On le voit bien, pour ce splendide représentant du discours du grand partage, le plus important est de savoir faire la différence entre le potache « un peu lourd » et le « vrai » criminel. Et cette différence, pour cet homme qui, lui, détient la vérité du masculin, les femmes ne sont pas capables de la faire. Cette infantilisation des femmes mobilisées, pour ce mâle plein de sagesse et de mesure, se double même d’une culpabilisation en collaboration.
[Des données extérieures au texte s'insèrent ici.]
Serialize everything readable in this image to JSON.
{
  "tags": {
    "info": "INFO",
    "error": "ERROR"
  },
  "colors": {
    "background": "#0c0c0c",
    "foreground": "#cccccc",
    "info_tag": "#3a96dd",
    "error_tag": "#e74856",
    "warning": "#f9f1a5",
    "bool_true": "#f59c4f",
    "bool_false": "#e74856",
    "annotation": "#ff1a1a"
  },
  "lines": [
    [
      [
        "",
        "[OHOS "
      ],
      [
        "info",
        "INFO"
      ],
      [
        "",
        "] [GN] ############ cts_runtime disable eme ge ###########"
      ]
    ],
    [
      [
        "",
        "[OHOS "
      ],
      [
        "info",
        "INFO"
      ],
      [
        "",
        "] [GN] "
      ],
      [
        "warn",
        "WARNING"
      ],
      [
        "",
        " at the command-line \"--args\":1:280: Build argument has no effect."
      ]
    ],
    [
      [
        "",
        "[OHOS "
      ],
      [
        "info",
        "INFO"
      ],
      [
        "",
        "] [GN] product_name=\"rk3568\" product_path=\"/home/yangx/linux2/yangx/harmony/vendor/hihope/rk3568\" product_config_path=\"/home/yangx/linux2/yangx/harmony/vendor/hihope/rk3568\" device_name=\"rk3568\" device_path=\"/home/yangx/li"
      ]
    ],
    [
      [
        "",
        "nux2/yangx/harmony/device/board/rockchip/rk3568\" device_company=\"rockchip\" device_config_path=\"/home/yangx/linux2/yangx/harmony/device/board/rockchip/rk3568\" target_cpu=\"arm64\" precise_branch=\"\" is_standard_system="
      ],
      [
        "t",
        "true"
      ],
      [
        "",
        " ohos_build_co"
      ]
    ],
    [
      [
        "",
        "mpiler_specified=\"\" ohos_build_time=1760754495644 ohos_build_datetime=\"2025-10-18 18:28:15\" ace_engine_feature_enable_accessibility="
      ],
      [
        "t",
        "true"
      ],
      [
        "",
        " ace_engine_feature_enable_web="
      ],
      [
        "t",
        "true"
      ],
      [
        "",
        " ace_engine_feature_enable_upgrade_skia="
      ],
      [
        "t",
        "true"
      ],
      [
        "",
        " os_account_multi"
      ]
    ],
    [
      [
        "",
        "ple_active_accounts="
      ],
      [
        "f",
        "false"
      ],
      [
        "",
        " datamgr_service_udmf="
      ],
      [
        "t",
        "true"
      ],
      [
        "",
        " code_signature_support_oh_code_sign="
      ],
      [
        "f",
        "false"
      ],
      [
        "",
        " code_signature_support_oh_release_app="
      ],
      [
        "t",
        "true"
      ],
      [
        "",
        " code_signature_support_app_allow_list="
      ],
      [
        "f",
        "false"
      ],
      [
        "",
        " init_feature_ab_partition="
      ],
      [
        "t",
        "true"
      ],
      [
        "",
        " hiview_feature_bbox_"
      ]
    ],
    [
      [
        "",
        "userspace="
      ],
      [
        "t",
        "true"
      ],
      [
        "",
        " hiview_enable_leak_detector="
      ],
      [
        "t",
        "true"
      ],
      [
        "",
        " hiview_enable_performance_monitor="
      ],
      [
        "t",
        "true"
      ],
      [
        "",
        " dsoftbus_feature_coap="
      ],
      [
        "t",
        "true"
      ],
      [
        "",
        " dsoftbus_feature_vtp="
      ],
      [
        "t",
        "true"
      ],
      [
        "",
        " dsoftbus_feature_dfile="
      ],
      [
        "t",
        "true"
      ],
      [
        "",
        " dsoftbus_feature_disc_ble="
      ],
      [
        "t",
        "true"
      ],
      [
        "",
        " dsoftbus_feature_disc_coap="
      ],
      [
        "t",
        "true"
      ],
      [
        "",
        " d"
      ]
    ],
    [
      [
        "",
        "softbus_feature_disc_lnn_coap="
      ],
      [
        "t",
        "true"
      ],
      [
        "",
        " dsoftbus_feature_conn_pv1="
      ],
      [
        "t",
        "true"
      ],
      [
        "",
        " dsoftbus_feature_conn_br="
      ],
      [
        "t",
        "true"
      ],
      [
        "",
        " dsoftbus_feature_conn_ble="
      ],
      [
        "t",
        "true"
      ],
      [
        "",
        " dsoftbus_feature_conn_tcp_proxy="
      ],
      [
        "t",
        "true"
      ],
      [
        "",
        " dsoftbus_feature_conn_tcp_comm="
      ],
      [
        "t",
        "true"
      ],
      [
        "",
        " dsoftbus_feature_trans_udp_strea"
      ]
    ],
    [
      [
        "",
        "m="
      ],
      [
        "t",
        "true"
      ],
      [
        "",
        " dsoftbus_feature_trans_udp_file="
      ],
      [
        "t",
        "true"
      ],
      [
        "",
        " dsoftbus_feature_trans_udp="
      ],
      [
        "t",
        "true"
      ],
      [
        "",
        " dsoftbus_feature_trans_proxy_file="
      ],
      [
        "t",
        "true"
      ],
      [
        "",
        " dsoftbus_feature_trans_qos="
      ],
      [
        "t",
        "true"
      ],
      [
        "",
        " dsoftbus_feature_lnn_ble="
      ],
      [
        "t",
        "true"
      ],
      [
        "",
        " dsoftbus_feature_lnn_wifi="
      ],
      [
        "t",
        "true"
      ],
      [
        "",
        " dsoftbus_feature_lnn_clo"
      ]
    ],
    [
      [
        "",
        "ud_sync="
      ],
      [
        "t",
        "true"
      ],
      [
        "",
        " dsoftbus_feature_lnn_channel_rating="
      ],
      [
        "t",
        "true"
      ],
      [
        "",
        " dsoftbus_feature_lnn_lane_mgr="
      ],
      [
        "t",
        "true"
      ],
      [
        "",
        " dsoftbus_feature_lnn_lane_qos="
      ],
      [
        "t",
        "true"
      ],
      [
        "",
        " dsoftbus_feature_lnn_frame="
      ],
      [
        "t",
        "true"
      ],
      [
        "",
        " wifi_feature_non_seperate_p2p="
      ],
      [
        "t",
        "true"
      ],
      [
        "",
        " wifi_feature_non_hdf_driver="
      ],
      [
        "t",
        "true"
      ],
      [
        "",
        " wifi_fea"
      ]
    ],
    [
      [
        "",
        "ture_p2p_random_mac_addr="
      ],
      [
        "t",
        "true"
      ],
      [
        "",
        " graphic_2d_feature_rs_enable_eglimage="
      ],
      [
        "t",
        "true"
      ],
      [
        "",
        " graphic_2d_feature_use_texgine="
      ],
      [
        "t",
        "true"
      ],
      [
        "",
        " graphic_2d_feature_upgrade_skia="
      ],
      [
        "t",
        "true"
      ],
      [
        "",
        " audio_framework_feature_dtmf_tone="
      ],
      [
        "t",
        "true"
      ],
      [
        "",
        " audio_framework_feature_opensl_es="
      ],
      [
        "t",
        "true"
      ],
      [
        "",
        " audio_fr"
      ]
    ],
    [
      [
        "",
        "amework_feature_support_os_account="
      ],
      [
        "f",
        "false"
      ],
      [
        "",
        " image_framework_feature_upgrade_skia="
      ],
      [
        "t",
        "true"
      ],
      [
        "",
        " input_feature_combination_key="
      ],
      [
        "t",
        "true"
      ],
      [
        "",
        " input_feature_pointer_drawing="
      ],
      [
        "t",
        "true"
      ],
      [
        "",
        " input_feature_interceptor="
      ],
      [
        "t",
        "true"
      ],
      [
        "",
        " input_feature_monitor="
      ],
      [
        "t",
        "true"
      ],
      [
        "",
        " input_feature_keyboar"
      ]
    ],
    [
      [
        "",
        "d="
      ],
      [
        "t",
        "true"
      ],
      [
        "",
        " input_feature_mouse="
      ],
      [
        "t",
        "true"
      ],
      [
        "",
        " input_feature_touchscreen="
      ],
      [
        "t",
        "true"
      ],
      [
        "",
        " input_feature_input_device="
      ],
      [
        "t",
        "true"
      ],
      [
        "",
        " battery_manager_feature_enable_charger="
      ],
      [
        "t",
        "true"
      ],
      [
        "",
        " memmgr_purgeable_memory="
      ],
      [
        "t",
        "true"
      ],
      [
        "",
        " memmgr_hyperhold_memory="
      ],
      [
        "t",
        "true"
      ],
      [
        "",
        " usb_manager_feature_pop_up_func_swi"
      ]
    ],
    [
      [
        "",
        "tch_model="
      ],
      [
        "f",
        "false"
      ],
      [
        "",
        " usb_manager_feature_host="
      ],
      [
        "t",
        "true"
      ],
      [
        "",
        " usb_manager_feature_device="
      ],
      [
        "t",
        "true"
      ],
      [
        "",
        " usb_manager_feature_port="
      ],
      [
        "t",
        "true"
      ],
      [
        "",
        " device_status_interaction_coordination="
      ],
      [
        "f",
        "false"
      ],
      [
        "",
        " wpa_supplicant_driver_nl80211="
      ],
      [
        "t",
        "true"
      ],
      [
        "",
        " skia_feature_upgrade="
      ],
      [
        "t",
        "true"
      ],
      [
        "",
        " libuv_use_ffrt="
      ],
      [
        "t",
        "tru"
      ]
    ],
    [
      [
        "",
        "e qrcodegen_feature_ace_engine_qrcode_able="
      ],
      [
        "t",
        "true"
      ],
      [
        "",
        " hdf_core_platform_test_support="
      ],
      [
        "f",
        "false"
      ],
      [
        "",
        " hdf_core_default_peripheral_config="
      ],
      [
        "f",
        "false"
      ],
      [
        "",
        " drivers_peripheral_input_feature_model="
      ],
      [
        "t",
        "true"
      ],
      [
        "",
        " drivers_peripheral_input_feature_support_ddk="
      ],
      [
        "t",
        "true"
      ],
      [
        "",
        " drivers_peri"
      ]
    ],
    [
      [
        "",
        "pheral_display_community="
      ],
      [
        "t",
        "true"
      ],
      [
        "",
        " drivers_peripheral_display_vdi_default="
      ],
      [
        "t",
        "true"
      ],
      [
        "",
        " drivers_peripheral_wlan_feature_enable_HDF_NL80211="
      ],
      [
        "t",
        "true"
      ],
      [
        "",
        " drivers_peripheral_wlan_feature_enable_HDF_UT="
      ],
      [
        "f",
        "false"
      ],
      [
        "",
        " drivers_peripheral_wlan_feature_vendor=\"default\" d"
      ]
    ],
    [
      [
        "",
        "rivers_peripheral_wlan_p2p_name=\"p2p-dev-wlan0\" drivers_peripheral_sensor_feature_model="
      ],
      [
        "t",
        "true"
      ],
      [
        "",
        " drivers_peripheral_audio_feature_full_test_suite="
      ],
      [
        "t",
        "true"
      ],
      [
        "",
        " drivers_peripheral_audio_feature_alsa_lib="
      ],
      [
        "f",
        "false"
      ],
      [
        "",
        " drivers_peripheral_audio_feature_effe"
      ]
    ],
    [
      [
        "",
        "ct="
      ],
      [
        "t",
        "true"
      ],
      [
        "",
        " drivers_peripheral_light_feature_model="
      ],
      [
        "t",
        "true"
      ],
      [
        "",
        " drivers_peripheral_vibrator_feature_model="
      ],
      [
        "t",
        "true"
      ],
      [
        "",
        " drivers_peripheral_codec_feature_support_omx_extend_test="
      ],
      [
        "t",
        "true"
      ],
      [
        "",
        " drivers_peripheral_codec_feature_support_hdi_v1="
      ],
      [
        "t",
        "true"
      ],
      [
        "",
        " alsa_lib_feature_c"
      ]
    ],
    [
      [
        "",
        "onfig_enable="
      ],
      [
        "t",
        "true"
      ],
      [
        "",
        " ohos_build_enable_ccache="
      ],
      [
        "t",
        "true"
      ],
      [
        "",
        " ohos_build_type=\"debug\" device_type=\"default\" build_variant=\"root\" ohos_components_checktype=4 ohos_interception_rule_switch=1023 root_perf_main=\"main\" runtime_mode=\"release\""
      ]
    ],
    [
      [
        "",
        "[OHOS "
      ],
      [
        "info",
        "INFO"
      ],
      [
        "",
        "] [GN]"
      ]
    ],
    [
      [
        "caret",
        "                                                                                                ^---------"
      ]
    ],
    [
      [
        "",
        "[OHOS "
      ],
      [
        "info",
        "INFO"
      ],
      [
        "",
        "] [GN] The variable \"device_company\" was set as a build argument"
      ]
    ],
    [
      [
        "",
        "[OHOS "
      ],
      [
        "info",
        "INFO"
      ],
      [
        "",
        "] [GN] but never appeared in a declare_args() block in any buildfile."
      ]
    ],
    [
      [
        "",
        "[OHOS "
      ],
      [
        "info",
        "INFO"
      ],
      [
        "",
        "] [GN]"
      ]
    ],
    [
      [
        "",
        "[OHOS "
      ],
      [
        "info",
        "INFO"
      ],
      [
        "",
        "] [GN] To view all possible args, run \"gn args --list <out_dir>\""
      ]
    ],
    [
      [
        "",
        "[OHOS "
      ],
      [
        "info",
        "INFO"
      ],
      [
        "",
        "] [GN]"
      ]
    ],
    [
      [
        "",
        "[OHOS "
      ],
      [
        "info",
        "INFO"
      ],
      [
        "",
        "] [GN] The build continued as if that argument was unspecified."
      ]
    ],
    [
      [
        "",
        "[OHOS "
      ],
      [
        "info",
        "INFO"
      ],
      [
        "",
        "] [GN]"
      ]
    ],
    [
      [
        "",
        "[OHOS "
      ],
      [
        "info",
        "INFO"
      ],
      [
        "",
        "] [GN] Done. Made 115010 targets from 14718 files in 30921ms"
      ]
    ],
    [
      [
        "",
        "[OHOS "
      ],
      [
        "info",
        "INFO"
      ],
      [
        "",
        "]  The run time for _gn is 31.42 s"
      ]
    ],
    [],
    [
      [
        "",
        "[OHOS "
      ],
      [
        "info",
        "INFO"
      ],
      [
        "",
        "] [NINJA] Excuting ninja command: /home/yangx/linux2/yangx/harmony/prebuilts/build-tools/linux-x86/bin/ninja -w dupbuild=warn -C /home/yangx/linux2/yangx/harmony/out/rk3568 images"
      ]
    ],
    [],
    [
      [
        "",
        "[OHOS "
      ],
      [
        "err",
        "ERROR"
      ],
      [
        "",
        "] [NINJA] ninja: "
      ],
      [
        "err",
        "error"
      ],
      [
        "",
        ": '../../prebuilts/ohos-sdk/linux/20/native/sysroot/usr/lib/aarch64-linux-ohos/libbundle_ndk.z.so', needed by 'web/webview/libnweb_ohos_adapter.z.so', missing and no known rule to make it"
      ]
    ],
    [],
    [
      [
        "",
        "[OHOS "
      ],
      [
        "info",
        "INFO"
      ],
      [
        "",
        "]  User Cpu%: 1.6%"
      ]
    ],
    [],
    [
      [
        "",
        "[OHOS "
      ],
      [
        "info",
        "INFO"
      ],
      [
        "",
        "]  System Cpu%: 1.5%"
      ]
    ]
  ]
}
On voit donc là toute la force de neutralisation des contestations à l’ordre de genre de ce discours du grand partage.

Mais, au cœur de la polémique, c’est l’essayiste, fondateur du Printemps républicain et contributeur régulier à Marianne et Causeur Laurent Bouvet qui a donné une des expressions les plus nettes de ce discours. Le même jour, il intervenait sur BFM-TV pour commenter le hashtag qu’il venait de lancer, « balance ton mec super cool », « pour mettre en valeur les hommes qui ne se conduisent pas comme des porcs » :

« Donc soit les hommes sont des porcs, ceux qui agressent effectivement les femmes, ceux qui usent de violence ou, comme on disait avant, sont “un peu lourds” avec les femmes. Ou alors ce sont des gens normaux donc de toute façon, il n’y a rien à dire, on n’en parle pas, etc. Or il me semble qu’il y a une immense majorité d’hommes qui ne rentrent pas dans la catégorie des “porcs” dont il s’agit dans ce hashtag et qui sont aussi contre le harcèlement des femmes et qui pour eux si vous voulez ne seraient jamais, ça ne viendrait jamais à l’idée de se conduire comme des porcs avec les femmes mais défendent aussi la cause des femmes. »3

Pour lui, les hommes pro-féministes sont à la fois la norme statistique et la norme sociale. Le drame pour lui est donc que ces hommes qu’il faudrait célébrer se font voler la vedette par les « porcs ». L’audacieux idéologue rappelle donc aux femmes, qui, dans leur inconscience, les amalgament, que ce ne sont « pas tous les hommes » qui sont sexistes et travaille par là à imposer le grand partage.

Le verdict du « tribunal médiatique » ? Le maintien de l’ordre de genre

Ainsi, les médias dominants ont, à travers le traitement médiatique de l’« affaire Weinstein » et « Balance ton porc », illustré avec brio ce que je propose d’appeler le « discours du grand partage », forme idéale-typique de l’idéologie de l’hégémonie masculine contemporaine. L’imposition de ce partage imaginé au sein des hommes entre d’un côté une minorité de machos rétrogrades qui, comme Jabba fait passer Han pour un homme exemplaire, masquent le sexisme ordinaire et de l’autre une majorité qui passe alors pour irréprochable a permis au « tribunal médiatique » tant fustigé par les éditocrates eux-mêmes à la fois d’absoudre l’ensemble des pêchés sexistes des hommes par le sacrifice quasi rituel d’une poignée de « porcs », de stigmatiser des masculinités marginalisées identifiées à ces « porcs » et surtout d’endiguer une mobilisation et une contestation massives des femmes victimes au quotidien de ces comportements sexistes.

Notes   [ + ]

1. Connell Raewyn, Masculinités: enjeux sociaux de l’hégémonie, Meoïn Hagège et Arthur Vuattoux (trad.), Paris, Amsterdam, 2014, p. 74.
2. De Martino Ernesto, La terre du remords, Claude Poncet (trad.), Paris, Gallimard, 1966, p. 13-14.
3. La transcription a été récupérée dans Médiacritique(s), numéro 27, avril-juin 2018.